What has changed in me?

  1. I understood that my fears and prejudices are leading my life
    – Why I have so much negativity about the place where I have not visited myself? That is called fear and prejudices. I realized and changed my behavior. If I have fear, I will go to see what is causing this
    – You have to have own wisdom, own experience instead of reading from media before judging and saying how it is
  2. In the minute I sat on the plane I felt peace and happy. This was the right choice, I win!
  3. I was afraid of many things which after experiencing became very dear to me like traffic behavior (interesting..)
  4. I felt much peace and joy in the first minute I walked out from the aircraft to Mumbai airport. Even taxi drive from airport to ashram was a pleasure. I fell asleep there.

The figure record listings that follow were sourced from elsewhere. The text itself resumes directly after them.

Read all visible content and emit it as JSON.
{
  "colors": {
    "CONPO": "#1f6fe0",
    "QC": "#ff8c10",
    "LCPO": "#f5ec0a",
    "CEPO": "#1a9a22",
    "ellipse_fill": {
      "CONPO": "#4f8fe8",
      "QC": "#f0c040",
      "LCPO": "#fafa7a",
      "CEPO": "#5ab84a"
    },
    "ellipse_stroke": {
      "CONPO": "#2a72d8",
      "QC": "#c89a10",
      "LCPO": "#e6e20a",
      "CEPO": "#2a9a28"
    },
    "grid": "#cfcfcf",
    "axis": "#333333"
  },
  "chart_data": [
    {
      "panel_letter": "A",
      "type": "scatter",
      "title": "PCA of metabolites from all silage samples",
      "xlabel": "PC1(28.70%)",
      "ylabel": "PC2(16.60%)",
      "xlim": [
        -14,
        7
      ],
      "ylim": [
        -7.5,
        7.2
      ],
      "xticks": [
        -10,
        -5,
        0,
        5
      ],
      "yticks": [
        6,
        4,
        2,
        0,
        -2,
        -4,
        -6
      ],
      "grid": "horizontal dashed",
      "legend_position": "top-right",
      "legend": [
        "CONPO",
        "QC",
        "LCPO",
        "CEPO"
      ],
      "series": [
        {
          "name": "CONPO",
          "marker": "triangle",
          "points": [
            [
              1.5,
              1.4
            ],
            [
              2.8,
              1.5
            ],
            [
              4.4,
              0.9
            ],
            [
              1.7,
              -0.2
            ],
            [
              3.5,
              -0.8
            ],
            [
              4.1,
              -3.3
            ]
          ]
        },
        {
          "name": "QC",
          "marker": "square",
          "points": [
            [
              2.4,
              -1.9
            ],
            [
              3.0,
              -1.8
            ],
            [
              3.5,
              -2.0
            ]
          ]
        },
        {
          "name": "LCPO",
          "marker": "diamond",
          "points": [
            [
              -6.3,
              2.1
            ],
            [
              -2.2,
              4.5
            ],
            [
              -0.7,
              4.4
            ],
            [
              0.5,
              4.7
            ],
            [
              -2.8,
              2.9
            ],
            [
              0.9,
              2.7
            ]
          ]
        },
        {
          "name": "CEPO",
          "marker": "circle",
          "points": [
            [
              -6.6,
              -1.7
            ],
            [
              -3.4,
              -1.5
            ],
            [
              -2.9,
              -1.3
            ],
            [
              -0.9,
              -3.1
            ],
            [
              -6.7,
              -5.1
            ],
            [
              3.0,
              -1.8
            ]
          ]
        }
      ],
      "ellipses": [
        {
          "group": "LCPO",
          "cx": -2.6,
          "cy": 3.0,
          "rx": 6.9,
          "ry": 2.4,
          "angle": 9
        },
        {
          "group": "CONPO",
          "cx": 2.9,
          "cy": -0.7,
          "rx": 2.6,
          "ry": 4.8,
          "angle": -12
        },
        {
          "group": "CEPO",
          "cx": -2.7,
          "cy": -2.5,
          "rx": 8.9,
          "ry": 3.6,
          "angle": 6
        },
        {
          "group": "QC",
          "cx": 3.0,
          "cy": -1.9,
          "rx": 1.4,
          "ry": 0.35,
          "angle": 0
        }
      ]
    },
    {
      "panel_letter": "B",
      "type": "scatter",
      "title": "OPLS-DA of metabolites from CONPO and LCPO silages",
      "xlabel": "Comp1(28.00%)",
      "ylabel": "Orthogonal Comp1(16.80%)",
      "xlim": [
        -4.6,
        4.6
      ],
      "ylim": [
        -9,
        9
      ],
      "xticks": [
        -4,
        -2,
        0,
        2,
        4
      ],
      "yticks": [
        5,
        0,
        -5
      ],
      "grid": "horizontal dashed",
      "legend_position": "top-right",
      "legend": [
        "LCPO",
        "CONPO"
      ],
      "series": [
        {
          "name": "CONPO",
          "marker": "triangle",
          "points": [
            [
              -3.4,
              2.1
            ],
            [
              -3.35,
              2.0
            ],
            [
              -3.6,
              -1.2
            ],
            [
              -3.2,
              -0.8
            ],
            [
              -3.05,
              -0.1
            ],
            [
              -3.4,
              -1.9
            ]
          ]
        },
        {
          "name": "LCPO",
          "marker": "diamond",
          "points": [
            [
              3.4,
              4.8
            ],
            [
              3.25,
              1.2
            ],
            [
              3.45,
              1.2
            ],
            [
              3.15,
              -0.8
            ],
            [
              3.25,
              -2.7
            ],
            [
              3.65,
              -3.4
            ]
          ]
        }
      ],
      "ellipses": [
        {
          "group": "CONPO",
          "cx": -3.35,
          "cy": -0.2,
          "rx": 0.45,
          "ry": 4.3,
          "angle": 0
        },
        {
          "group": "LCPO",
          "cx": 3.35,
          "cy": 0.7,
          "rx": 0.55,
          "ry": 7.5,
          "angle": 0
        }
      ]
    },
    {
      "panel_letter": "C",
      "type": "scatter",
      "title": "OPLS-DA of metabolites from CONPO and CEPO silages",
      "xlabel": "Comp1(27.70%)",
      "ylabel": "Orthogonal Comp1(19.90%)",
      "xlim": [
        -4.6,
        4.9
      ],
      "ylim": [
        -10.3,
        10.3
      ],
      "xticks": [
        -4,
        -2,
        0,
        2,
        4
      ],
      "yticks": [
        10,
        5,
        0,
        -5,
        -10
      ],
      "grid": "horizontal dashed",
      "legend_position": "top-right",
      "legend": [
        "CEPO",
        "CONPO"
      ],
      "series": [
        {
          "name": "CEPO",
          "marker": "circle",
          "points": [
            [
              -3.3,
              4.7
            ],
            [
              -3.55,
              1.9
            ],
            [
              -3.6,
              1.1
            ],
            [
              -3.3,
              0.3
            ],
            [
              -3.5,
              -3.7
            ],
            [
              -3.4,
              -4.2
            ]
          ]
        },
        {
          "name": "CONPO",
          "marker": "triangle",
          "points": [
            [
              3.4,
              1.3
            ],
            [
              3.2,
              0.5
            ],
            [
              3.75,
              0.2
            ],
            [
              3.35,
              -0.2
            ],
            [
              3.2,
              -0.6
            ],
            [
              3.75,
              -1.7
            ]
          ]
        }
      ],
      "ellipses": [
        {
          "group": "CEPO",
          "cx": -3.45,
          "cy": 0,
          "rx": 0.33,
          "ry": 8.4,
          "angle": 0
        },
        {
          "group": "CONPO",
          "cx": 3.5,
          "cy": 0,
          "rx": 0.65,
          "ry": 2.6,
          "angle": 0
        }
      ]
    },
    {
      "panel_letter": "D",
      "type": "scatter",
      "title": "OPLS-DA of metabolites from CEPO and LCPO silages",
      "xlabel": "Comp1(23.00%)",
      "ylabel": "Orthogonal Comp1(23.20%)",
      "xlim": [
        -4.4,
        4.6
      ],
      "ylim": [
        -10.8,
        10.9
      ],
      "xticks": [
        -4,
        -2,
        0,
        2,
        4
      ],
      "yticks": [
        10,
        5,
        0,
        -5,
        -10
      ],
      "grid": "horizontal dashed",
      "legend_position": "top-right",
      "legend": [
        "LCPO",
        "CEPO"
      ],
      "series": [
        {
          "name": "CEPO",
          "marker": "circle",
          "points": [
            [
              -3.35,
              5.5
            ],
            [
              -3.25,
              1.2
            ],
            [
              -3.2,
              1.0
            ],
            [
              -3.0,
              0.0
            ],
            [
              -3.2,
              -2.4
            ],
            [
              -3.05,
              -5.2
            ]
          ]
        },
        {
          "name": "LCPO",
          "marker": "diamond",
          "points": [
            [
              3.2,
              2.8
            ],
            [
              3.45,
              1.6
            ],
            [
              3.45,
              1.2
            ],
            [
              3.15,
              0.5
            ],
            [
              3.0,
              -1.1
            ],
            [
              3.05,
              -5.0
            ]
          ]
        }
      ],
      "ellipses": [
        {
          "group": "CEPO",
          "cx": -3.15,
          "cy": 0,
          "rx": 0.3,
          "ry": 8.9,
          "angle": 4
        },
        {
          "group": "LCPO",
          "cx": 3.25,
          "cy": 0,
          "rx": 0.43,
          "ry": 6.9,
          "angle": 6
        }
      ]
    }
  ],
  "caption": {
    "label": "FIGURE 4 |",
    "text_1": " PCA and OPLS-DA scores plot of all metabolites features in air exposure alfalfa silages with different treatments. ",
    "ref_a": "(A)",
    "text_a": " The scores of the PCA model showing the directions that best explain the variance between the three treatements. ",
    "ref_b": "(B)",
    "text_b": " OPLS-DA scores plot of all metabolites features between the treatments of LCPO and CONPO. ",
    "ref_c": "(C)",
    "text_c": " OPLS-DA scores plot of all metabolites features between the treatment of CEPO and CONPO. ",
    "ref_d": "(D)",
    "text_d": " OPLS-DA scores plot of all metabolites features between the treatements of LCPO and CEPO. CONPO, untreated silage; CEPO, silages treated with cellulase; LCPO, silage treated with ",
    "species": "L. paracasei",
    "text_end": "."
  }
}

  5. India is crazy I know but it makes everything feel absurd and funny too. I laugh a lot and mostly it comes from the shining people.
  6. I have learned a lot of life, about our East and West mindset and dilemma between “the rich West and the poor East”. Who am I to tell what is right way to live, consume or believe?

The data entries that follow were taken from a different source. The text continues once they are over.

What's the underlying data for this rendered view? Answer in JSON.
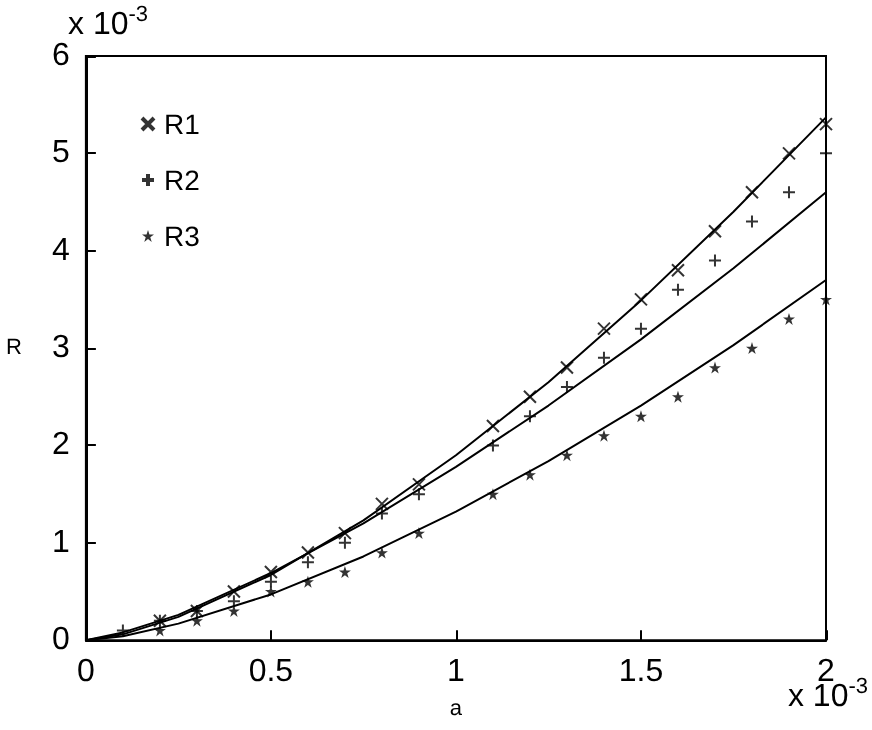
{
  "chart_data": {
    "type": "scatter",
    "xlabel": "a",
    "ylabel": "R",
    "annotations": [
      "x 10$^{-3}$",
      "x 10$^{-3}$"
    ],
    "xlim": [
      0,
      2
    ],
    "ylim": [
      0,
      6
    ],
    "xticks": [
      0,
      0.5,
      1,
      1.5,
      2
    ],
    "yticks": [
      0,
      1,
      2,
      3,
      4,
      5,
      6
    ],
    "grid": false,
    "legend": "top left",
    "series": [
      {
        "name": "R1",
        "color": "#000000",
        "marker": "cross",
        "x": [
          0.2,
          0.3,
          0.4,
          0.5,
          0.6,
          0.7,
          0.8,
          0.9,
          1.1,
          1.2,
          1.3,
          1.4,
          1.5,
          1.6,
          1.7,
          1.8,
          1.9,
          2.0
        ],
        "values": [
          0.2,
          0.3,
          0.5,
          0.7,
          0.9,
          1.1,
          1.4,
          1.6,
          2.2,
          2.5,
          2.8,
          3.2,
          3.5,
          3.8,
          4.2,
          4.6,
          5.0,
          5.3
        ]
      },
      {
        "name": "R2",
        "color": "#000000",
        "marker": "plus",
        "x": [
          0.1,
          0.2,
          0.3,
          0.4,
          0.5,
          0.6,
          0.7,
          0.8,
          0.9,
          1.1,
          1.2,
          1.3,
          1.4,
          1.5,
          1.6,
          1.7,
          1.8,
          1.9,
          2.0
        ],
        "values": [
          0.1,
          0.2,
          0.3,
          0.4,
          0.6,
          0.8,
          1.0,
          1.3,
          1.5,
          2.0,
          2.3,
          2.6,
          2.9,
          3.2,
          3.6,
          3.9,
          4.3,
          4.6,
          5.0
        ]
      },
      {
        "name": "R3",
        "color": "#000000",
        "marker": "star",
        "x": [
          0.2,
          0.3,
          0.4,
          0.5,
          0.6,
          0.7,
          0.8,
          0.9,
          1.1,
          1.2,
          1.3,
          1.4,
          1.5,
          1.6,
          1.7,
          1.8,
          1.9,
          2.0
        ],
        "values": [
          0.1,
          0.2,
          0.3,
          0.5,
          0.6,
          0.7,
          0.9,
          1.1,
          1.5,
          1.7,
          1.9,
          2.1,
          2.3,
          2.5,
          2.8,
          3.0,
          3.3,
          3.5
        ]
      },
      {
        "type": "line",
        "color": "#000000",
        "marker": "none",
        "x": [
          0,
          0.1,
          0.25,
          0.5,
          0.75,
          1,
          1.25,
          1.5,
          1.75,
          2
        ],
        "values": [
          0,
          0.06,
          0.24,
          0.67,
          1.23,
          1.9,
          2.65,
          3.49,
          4.4,
          5.37
        ]
      },
      {
        "type": "line",
        "color": "#000000",
        "marker": "none",
        "x": [
          0,
          0.1,
          0.25,
          0.5,
          0.75,
          1,
          1.25,
          1.5,
          1.75,
          2
        ],
        "values": [
          0,
          0.08,
          0.26,
          0.69,
          1.2,
          1.78,
          2.41,
          3.09,
          3.82,
          4.6
        ]
      },
      {
        "type": "line",
        "color": "#000000",
        "marker": "none",
        "x": [
          0,
          0.1,
          0.25,
          0.5,
          0.75,
          1,
          1.25,
          1.5,
          1.75,
          2
        ],
        "values": [
          0,
          0.04,
          0.17,
          0.47,
          0.86,
          1.32,
          1.84,
          2.41,
          3.03,
          3.7
        ]
      }
    ]
  }
}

  7. I have learned so many things about life, nature, people, health and love. More deep understanding. That is gained only experiencing it yourself. I can happily brush toilets and cut vegetables during my holidays if the environment itself is loving and accepting and everyone are as one big family. We all are nothing yet we are everything.

Why I always go back?

  1. India is crazy but loving. You never know what happens next
  2. People are very kind and shiny. It is the sun, the spiritual atmosphere and the cow milk (sounds crazy but I will explain later).
  3. My mental home is there. Maybe I was Indian woman or man in some of my previous lives. But it feels and felt home from the first day I was there. Even when I feel uncomfortable I can be free
  4. Every time I learn so much about myself and I feel welcomed
  5. I learn humbleness, gratitude what I have in life, of course yoga, spirituality, love, health, Ayurveda, devoted work and sadhana in true surroundings.

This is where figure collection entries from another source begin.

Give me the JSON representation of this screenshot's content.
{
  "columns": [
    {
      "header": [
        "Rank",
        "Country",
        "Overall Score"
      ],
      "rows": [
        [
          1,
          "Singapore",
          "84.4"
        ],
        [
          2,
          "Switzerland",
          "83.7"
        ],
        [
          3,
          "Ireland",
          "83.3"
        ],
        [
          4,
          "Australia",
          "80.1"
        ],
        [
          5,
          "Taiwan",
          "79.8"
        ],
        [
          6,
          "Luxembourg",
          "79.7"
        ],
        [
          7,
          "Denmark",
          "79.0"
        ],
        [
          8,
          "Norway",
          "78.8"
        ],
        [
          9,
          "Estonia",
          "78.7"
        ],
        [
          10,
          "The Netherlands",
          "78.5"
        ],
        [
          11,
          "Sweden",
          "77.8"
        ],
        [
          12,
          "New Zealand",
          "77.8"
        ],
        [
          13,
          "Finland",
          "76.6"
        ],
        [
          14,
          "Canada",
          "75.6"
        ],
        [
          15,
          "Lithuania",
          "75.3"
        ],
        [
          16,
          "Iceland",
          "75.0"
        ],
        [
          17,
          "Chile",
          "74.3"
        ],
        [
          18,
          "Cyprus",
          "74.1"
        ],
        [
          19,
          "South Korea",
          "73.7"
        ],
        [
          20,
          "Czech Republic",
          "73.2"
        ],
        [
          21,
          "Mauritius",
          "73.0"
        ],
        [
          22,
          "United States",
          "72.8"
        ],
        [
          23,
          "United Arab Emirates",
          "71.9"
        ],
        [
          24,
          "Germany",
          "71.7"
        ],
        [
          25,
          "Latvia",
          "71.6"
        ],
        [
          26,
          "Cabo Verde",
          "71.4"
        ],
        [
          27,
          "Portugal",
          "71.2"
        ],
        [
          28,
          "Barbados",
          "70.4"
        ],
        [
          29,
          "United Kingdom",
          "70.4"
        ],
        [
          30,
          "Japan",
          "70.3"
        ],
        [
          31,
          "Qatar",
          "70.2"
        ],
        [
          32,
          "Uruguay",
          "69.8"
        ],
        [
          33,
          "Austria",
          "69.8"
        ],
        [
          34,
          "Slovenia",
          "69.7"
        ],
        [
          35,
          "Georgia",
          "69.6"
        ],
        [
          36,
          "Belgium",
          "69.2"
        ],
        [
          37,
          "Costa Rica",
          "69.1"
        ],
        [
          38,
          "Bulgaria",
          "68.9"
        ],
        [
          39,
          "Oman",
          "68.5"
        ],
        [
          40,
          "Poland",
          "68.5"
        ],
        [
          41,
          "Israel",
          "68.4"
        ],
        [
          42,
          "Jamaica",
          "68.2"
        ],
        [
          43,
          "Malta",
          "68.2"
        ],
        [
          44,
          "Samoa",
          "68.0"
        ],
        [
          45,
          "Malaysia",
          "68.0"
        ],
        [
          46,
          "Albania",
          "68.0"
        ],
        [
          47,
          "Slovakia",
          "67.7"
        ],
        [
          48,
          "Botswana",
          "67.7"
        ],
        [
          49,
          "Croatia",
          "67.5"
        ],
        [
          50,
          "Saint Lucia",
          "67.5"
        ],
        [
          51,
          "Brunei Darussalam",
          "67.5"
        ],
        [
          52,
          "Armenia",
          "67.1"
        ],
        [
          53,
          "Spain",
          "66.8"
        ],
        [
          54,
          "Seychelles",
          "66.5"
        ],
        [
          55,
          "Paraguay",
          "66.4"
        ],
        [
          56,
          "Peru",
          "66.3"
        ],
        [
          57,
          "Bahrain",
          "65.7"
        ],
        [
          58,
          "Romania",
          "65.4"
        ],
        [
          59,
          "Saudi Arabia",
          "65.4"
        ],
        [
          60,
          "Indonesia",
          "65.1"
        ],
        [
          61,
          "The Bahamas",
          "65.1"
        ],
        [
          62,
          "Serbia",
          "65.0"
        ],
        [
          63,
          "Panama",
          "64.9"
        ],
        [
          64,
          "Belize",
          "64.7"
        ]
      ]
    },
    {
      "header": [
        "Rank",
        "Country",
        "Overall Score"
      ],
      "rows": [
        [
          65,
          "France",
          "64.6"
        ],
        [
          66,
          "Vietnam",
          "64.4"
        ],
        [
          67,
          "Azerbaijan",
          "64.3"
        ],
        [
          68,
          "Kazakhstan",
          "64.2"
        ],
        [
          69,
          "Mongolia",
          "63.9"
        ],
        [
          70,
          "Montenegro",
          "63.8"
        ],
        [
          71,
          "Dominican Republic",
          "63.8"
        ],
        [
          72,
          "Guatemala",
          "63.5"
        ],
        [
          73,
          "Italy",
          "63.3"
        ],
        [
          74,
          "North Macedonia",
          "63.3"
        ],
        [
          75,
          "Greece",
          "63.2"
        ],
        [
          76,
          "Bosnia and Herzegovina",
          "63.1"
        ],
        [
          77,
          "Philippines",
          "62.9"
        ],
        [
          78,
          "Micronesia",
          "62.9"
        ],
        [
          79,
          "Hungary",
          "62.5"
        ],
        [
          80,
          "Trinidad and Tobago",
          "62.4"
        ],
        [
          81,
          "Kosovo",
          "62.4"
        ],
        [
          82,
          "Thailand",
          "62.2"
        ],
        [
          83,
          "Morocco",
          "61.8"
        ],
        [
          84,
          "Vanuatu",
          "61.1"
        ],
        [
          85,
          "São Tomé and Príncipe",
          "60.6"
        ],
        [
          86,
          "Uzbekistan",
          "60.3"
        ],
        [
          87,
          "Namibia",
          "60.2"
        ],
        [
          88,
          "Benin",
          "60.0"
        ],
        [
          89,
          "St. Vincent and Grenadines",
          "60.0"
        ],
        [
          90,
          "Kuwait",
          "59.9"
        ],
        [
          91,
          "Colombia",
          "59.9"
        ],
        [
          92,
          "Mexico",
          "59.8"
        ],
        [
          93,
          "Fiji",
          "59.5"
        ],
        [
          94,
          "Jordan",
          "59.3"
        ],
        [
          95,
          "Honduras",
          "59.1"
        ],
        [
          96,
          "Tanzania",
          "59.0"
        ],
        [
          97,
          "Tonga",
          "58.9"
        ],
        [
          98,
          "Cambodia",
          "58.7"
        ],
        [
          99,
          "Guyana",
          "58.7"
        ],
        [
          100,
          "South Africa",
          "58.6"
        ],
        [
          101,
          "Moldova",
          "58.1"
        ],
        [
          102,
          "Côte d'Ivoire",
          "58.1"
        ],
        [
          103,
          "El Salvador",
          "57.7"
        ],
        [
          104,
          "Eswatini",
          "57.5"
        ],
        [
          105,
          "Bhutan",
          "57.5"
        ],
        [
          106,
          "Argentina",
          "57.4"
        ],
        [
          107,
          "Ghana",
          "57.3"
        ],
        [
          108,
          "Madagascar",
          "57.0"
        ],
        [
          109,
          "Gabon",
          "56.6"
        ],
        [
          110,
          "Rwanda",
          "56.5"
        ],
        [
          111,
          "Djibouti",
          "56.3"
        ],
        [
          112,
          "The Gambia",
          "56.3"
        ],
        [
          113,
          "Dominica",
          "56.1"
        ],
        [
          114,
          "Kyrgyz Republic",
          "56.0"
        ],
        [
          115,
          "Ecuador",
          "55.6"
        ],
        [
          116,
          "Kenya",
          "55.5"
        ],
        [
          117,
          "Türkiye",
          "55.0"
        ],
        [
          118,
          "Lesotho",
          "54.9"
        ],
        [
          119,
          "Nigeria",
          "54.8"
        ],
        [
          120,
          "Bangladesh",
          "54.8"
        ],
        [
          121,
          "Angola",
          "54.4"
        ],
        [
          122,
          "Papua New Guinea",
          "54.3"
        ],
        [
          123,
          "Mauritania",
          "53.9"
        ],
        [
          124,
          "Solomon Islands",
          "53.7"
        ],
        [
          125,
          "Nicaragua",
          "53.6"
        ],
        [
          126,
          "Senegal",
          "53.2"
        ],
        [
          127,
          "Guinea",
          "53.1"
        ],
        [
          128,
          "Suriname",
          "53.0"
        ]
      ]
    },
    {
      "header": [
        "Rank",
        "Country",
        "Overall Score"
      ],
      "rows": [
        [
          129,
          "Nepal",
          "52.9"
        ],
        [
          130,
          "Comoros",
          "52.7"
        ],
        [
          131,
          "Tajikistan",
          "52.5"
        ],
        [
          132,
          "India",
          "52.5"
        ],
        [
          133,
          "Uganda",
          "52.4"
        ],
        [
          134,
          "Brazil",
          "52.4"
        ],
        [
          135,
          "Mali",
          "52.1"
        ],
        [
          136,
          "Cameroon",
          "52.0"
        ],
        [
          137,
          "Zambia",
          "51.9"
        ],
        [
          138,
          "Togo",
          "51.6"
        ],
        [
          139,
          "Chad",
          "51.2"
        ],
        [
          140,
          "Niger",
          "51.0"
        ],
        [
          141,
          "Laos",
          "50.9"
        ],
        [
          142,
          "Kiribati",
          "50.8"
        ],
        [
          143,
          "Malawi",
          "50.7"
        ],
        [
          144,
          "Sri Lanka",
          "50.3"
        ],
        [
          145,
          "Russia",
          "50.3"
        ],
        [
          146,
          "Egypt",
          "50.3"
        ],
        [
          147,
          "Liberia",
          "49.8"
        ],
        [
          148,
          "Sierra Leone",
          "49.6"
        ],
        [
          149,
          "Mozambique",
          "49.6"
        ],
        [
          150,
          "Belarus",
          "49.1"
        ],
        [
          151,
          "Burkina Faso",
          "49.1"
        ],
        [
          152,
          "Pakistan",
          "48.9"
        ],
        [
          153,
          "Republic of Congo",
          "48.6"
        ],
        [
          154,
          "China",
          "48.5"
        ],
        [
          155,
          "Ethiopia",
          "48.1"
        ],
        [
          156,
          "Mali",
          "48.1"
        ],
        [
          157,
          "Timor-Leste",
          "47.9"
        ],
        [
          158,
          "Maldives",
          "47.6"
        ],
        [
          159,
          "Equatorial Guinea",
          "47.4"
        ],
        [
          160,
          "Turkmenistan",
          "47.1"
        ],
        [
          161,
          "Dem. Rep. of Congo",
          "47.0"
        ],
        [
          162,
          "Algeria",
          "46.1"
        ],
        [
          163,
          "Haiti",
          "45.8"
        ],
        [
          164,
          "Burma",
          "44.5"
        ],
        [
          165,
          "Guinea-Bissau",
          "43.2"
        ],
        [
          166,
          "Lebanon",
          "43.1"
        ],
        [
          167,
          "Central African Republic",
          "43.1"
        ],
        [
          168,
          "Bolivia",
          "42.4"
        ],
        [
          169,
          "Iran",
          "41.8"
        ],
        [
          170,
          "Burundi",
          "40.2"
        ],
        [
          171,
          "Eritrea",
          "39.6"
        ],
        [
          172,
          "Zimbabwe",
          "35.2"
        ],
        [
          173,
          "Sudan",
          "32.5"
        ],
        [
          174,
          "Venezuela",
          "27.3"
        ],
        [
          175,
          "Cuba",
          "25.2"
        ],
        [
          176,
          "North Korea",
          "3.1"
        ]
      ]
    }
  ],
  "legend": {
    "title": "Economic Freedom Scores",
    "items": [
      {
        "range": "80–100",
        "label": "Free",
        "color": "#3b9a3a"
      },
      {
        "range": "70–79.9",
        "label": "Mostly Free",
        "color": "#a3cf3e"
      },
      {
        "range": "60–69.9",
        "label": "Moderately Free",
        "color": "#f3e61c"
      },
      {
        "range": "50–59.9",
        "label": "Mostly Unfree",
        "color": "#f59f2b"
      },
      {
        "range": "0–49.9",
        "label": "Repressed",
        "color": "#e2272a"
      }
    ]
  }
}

  6. I go back because I feel so inside my heart. 💜 I miss my people and I miss the love and light. We all have purpose here and maybe mine is somehow connected to this path of yoga and India.
  7. My guru and the family is welcoming us every time. How can I resist when I am invited to come full heartedly?
  8. I go because I need to grow. If I think about my life I have been maybe the most selfish person I know and I don’t need that load. It is nice and refreshing to sometimes be nobody, live like nobody and act like you are nothing. It keeps calm 🙏🏻
  9. I can fight against my triggers and unbalanced issues better in safe surroundings with spiritual master. I think this is the most important and deep meaning of the travelling to India for me: if you are devoted to someone, you have to stay with him/her to clean yourself from karma and unhealthy habits and to find your path. It is also surrendering: here I am now, ready for whatever it is and I accept everything as it is. Guru loves everyone. Even you. Even if you do crimes or wrong. And that is true power ❤️

Sometimes you wake up at 4 am to the question: Do you want to go to flower and vegetable market and your answer is YES!